Mention fraud as a possible factor in elections and you’re said to be in need of psychiatric assistance. Well, tell that to retired judge Frank McGrath, who as a young articled clerk provided crucial evidence of long denied but massive ballot rigging which freed the first of many unions from communist control.

While measures against fraud at general elections have never been as rigorous in Australia as in some other democracies, they were significantly eased in the 80s, ostensibly to make voting easier. (Few voters at the time were aware that voting was difficult.) But the AEC has found no evidence of resulting widespread fraud.

Bob Bottom, the leading investigative reporter, used to agree. But while reporting the Shepherdson inquiry, he was contacted by a manager of a well respected firm which had been contracted to deliver electoral mail on Bribie Island. They tried to deliver the mail to houses on both sides of the Pumicestone Passage, which goes on for several kilometres. The problem was that one side is a public waterfront reserve.

Bob Bottom says that when the Queensland election was held on 2 December, 1989, there were 28,380 more electors than those on the then separate Federal roll the day before – enough to swing the election. And while the Shepherdson inquiry was not established to inquire about fraud at general elections, it made adverse findings against some 22 political figures. This led to the resignation of the deputy premier, as well as Mike Kaiser MP, subsequently made Chief-of Staff to NSW Premier Iemma.

Did this degree of fraud end with Shepherdson? After the last Federal election the H.S.Chapman Society did a spot sample in Parramatta. Curiously, they found it extremely difficult to obtain a copy of the electoral roll. Why? The government legislation requiring enhanced proof of identity on registration only passed the Senate by their agreement to an amendment to deny access to the roll ostensibly to commercial interests. Not wishing to be sent to a psychiatrist, I am led to the conclusion that it was only through an unintended drafting error that this exclusion extended to independent non aligned bodies such as the Society, as well as investigative journalists.
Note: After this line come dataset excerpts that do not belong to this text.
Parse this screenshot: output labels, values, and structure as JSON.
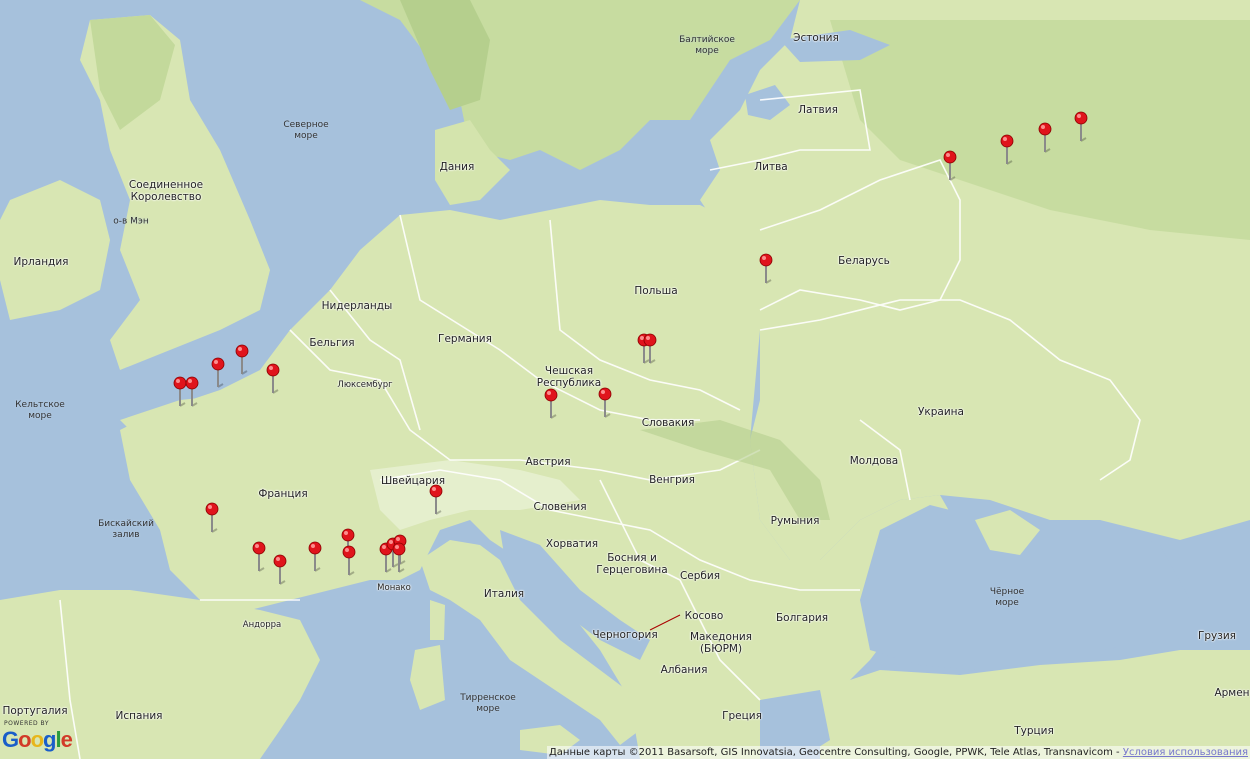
{
  "map": {
    "countries": [
      {
        "key": "estonia",
        "label": "Эстония"
      },
      {
        "key": "latvia",
        "label": "Латвия"
      },
      {
        "key": "lithuania",
        "label": "Литва"
      },
      {
        "key": "belarus",
        "label": "Беларусь"
      },
      {
        "key": "poland",
        "label": "Польша"
      },
      {
        "key": "denmark",
        "label": "Дания"
      },
      {
        "key": "uk",
        "label": "Соединенное\nКоролевство"
      },
      {
        "key": "ireland",
        "label": "Ирландия"
      },
      {
        "key": "netherlands",
        "label": "Нидерланды"
      },
      {
        "key": "germany",
        "label": "Германия"
      },
      {
        "key": "belgium",
        "label": "Бельгия"
      },
      {
        "key": "czech",
        "label": "Чешская\nРеспублика"
      },
      {
        "key": "luxembourg",
        "label": "Люксембург"
      },
      {
        "key": "slovakia",
        "label": "Словакия"
      },
      {
        "key": "ukraine",
        "label": "Украина"
      },
      {
        "key": "austria",
        "label": "Австрия"
      },
      {
        "key": "moldova",
        "label": "Молдова"
      },
      {
        "key": "hungary",
        "label": "Венгрия"
      },
      {
        "key": "switzerland",
        "label": "Швейцария"
      },
      {
        "key": "france",
        "label": "Франция"
      },
      {
        "key": "slovenia",
        "label": "Словения"
      },
      {
        "key": "romania",
        "label": "Румыния"
      },
      {
        "key": "croatia",
        "label": "Хорватия"
      },
      {
        "key": "bosnia",
        "label": "Босния и\nГерцеговина"
      },
      {
        "key": "serbia",
        "label": "Сербия"
      },
      {
        "key": "italy",
        "label": "Италия"
      },
      {
        "key": "kosovo",
        "label": "Косово"
      },
      {
        "key": "bulgaria",
        "label": "Болгария"
      },
      {
        "key": "montenegro",
        "label": "Черногория"
      },
      {
        "key": "macedonia",
        "label": "Македония\n(БЮРМ)"
      },
      {
        "key": "georgia",
        "label": "Грузия"
      },
      {
        "key": "albania",
        "label": "Албания"
      },
      {
        "key": "portugal",
        "label": "Португалия"
      },
      {
        "key": "spain",
        "label": "Испания"
      },
      {
        "key": "greece",
        "label": "Греция"
      },
      {
        "key": "turkey",
        "label": "Турция"
      },
      {
        "key": "armenia",
        "label": "Армен"
      },
      {
        "key": "andorra",
        "label": "Андорра"
      },
      {
        "key": "monaco",
        "label": "Монако"
      }
    ],
    "seas": [
      {
        "key": "baltic",
        "label": "Балтийское\nморе"
      },
      {
        "key": "north",
        "label": "Северное\nморе"
      },
      {
        "key": "isle_of_man",
        "label": "о-в Мэн"
      },
      {
        "key": "celtic",
        "label": "Кельтское\nморе"
      },
      {
        "key": "biscay",
        "label": "Бискайский\nзалив"
      },
      {
        "key": "black",
        "label": "Чёрное\nморе"
      },
      {
        "key": "tyrrhenian",
        "label": "Тирренское\nморе"
      }
    ],
    "marker_icon": "red-map-pin-icon",
    "marker_color": "#e0141c",
    "marker_count": 25
  },
  "branding": {
    "powered_by": "POWERED BY",
    "google_letters": [
      "G",
      "o",
      "o",
      "g",
      "l",
      "e"
    ]
  },
  "footer": {
    "attribution": "Данные карты ©2011 Basarsoft, GIS Innovatsia, Geocentre Consulting, Google, PPWK, Tele Atlas, Transnavicom -",
    "terms_link": "Условия использования"
  },
  "colors": {
    "water": "#a6c1dc",
    "land": "#d8e6b3",
    "forest": "#b6d08f",
    "mountain": "#c9d3a4",
    "border": "#ffffff"
  }
}
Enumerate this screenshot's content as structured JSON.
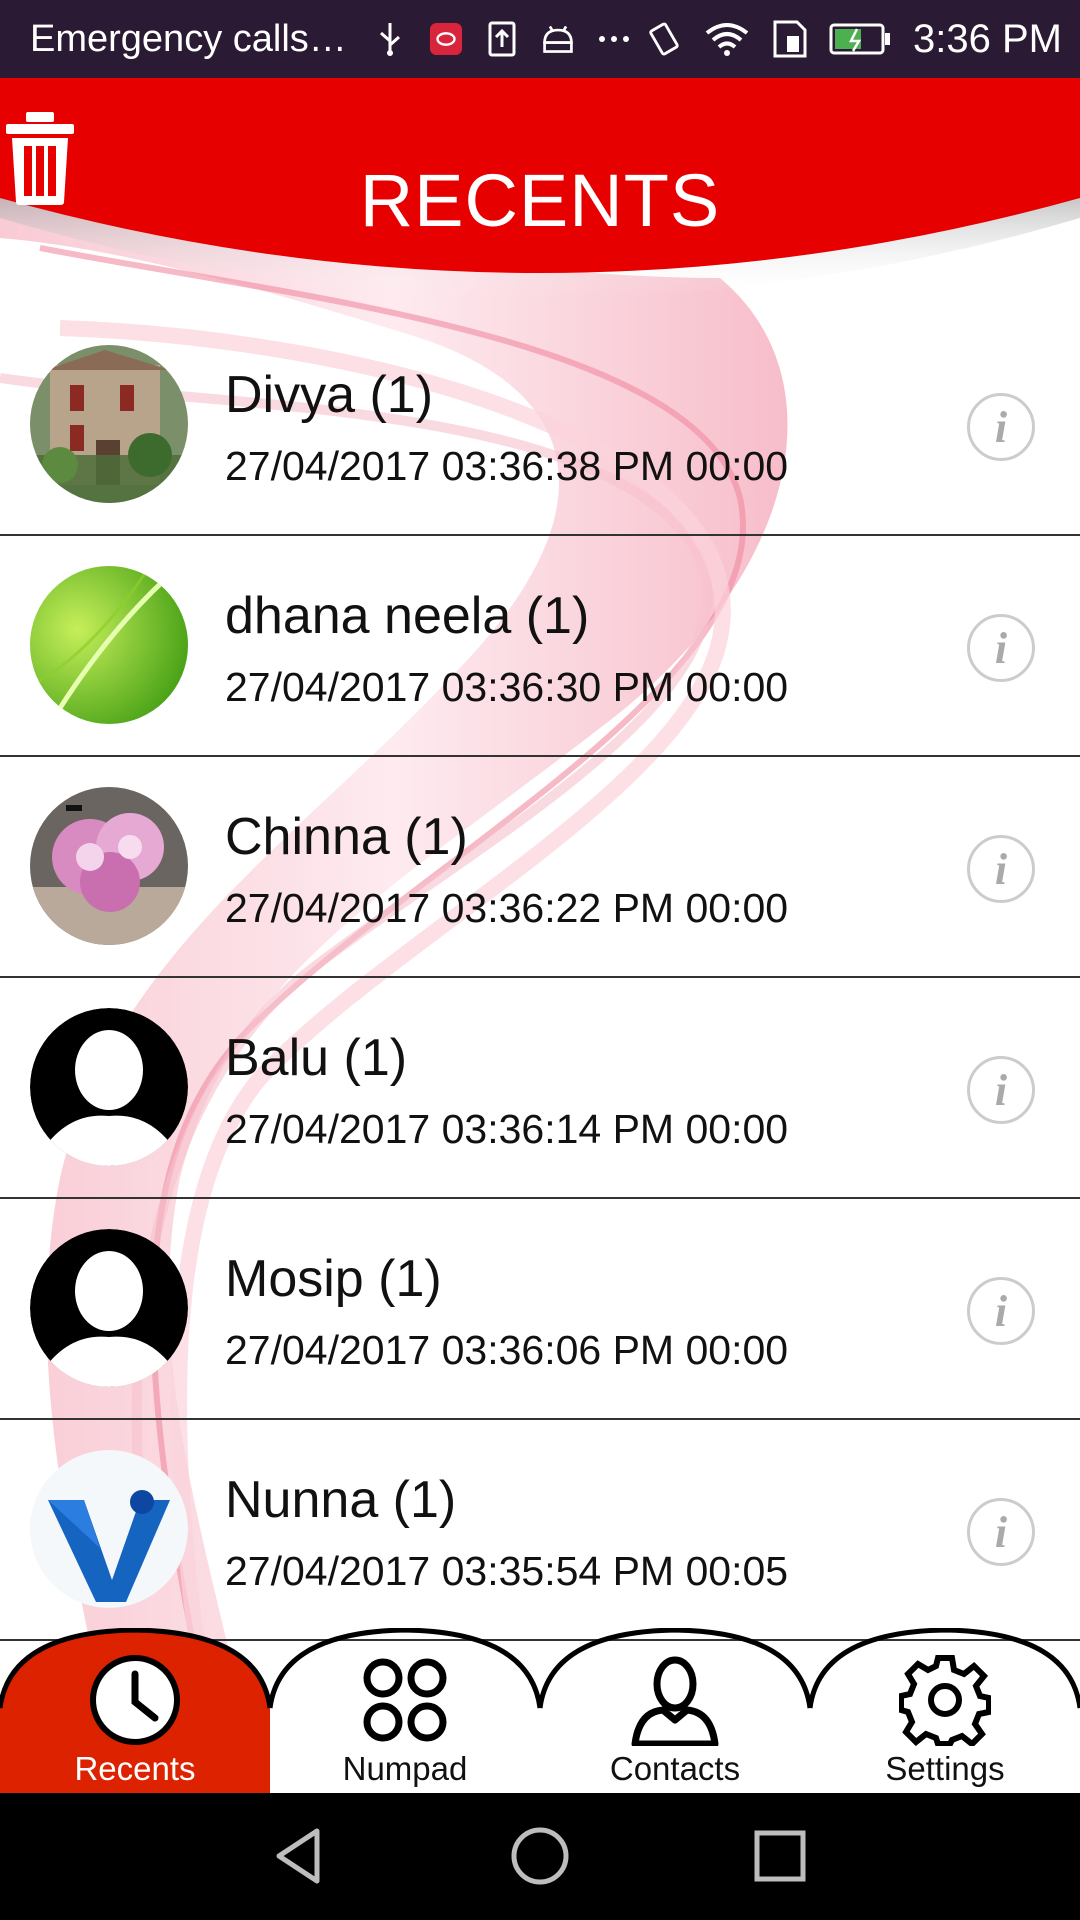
{
  "status_bar": {
    "notification_text": "Emergency calls…",
    "time": "3:36 PM",
    "icons": [
      "usb-icon",
      "app-notification-icon",
      "upload-icon",
      "android-icon",
      "more-icon",
      "vibrate-icon",
      "wifi-icon",
      "sim-icon",
      "battery-icon"
    ]
  },
  "header": {
    "title": "RECENTS",
    "delete_icon": "trash-icon",
    "color": "#e60000"
  },
  "recents": [
    {
      "name": "Divya (1)",
      "datetime": "27/04/2017 03:36:38 PM 00:00",
      "avatar": "house-photo"
    },
    {
      "name": "dhana neela (1)",
      "datetime": "27/04/2017 03:36:30 PM 00:00",
      "avatar": "leaf-photo"
    },
    {
      "name": "Chinna (1)",
      "datetime": "27/04/2017 03:36:22 PM 00:00",
      "avatar": "flowers-photo"
    },
    {
      "name": "Balu (1)",
      "datetime": "27/04/2017 03:36:14 PM 00:00",
      "avatar": "default-person"
    },
    {
      "name": "Mosip (1)",
      "datetime": "27/04/2017 03:36:06 PM 00:00",
      "avatar": "default-person"
    },
    {
      "name": "Nunna (1)",
      "datetime": "27/04/2017 03:35:54 PM 00:05",
      "avatar": "v-logo"
    }
  ],
  "info_icon": "i",
  "bottom_nav": {
    "active": "Recents",
    "active_color": "#dd2200",
    "tabs": [
      {
        "label": "Recents",
        "icon": "clock-icon"
      },
      {
        "label": "Numpad",
        "icon": "numpad-icon"
      },
      {
        "label": "Contacts",
        "icon": "person-icon"
      },
      {
        "label": "Settings",
        "icon": "gear-icon"
      }
    ]
  },
  "system_nav": [
    "back-icon",
    "home-icon",
    "recents-square-icon"
  ]
}
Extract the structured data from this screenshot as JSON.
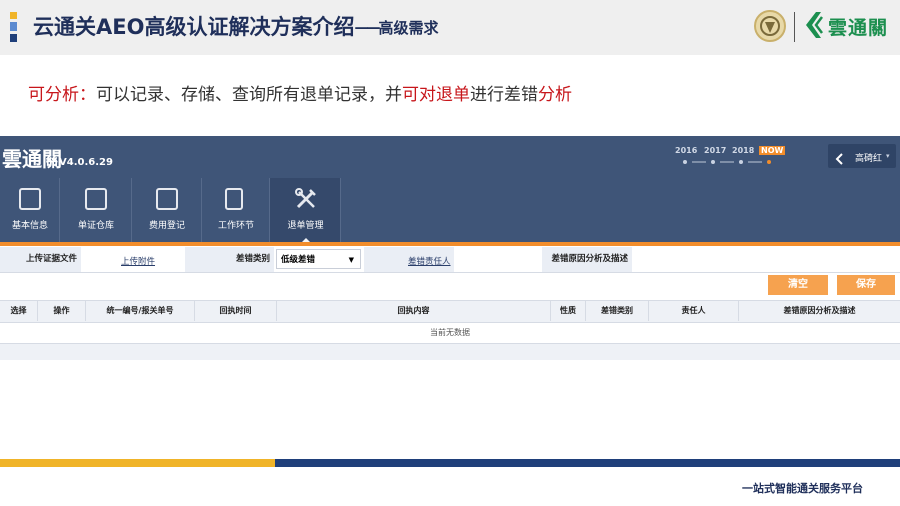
{
  "slide": {
    "title": "云通关AEO高级认证解决方案介绍",
    "title_dash": "——",
    "title_sub": "高级需求",
    "logo_text": "雲通關",
    "feature": {
      "part1": "可分析：",
      "part2": "可以记录、存储、查询所有退单记录，并",
      "part3": "可对退单",
      "part4": "进行差错",
      "part5": "分析"
    },
    "tagline": "一站式智能通关服务平台"
  },
  "app": {
    "brand": "雲通關",
    "version": "V4.0.6.29",
    "years": [
      "2016",
      "2017",
      "2018"
    ],
    "now_label": "NOW",
    "user": "高碕红",
    "nav": [
      {
        "label": "基本信息",
        "icon": "info-icon"
      },
      {
        "label": "单证仓库",
        "icon": "warehouse-icon"
      },
      {
        "label": "费用登记",
        "icon": "fee-icon"
      },
      {
        "label": "工作环节",
        "icon": "checklist-icon"
      },
      {
        "label": "退单管理",
        "icon": "tools-icon"
      }
    ]
  },
  "form": {
    "upload_label": "上传证据文件",
    "upload_link": "上传附件",
    "error_type_label": "差错类别",
    "error_type_value": "低级差错",
    "responsible_link": "差错责任人",
    "analysis_label": "差错原因分析及描述",
    "clear_button": "清空",
    "save_button": "保存"
  },
  "table": {
    "headers": [
      "选择",
      "操作",
      "统一编号/报关单号",
      "回执时间",
      "回执内容",
      "性质",
      "差错类别",
      "责任人",
      "差错原因分析及描述"
    ],
    "empty_text": "当前无数据"
  },
  "colors": {
    "header_bg": "#3f5578",
    "accent_orange": "#f28d2b",
    "title_navy": "#1f2f5a",
    "highlight_red": "#c7161b",
    "footer_yellow": "#f0b429",
    "footer_blue": "#1f3f7a"
  }
}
In any event, the Society found a number of those enrolled were either unknown or had moved long ago. If these figures were extrapolated to the whole electorate, 5700 names should not have been on the roll. Paramatta, it may be noted, was won by only 1157 votes.

But let us assume that this was an aberration. Tony Smith MP points out that if the banks were to adopt a similar approach, they’d leave their safes and their front doors open at night. We could equally dispense with the need to recall passwords at ATMs, or to prove our identity when we rent a car. The point surely is that in a democracy voting is so important it ought to be as secure as banking or renting a car, or come to think of it, a second hand DVD worth say, $10?

The scope for fraudulent enrolment has been reduced at the coming Federal election by a still weak requirement of proof of identity together with closing of the rolls when the election is called. This will remove that avalanche of enrolments, sometimes more than 700,000, which typically followed the calling of an election and which just could not be verified. With all the advertisements from the AEC and the facility to register at 17, no one can seriously complain about this, yet they do.

The potential for multiple voting remains, made so much easier by allowing electors to vote anywhere in their electorate, and the proliferation of other forms of voting the conditions on which some say are not being policed. Julia Patrick explained in the Daily Telegraph (26/9) just how easy it is to cast several votes.

The answer is of course simple. Link the polling places by computer and provide registered voters with a bar coded encrypted card with their photograph on it. (If lost, a provisional vote could be made.) Once you vote, your name will be struck off on the roll not only at every polling place in your electorate but on every copy of the roll across the Commonwealth.

So if the next government, whoever that may be, makes voting “easier,” and doesn’t tighten the potential for fraud, be very suspicious. And be ready for them to be in office – for a very long time.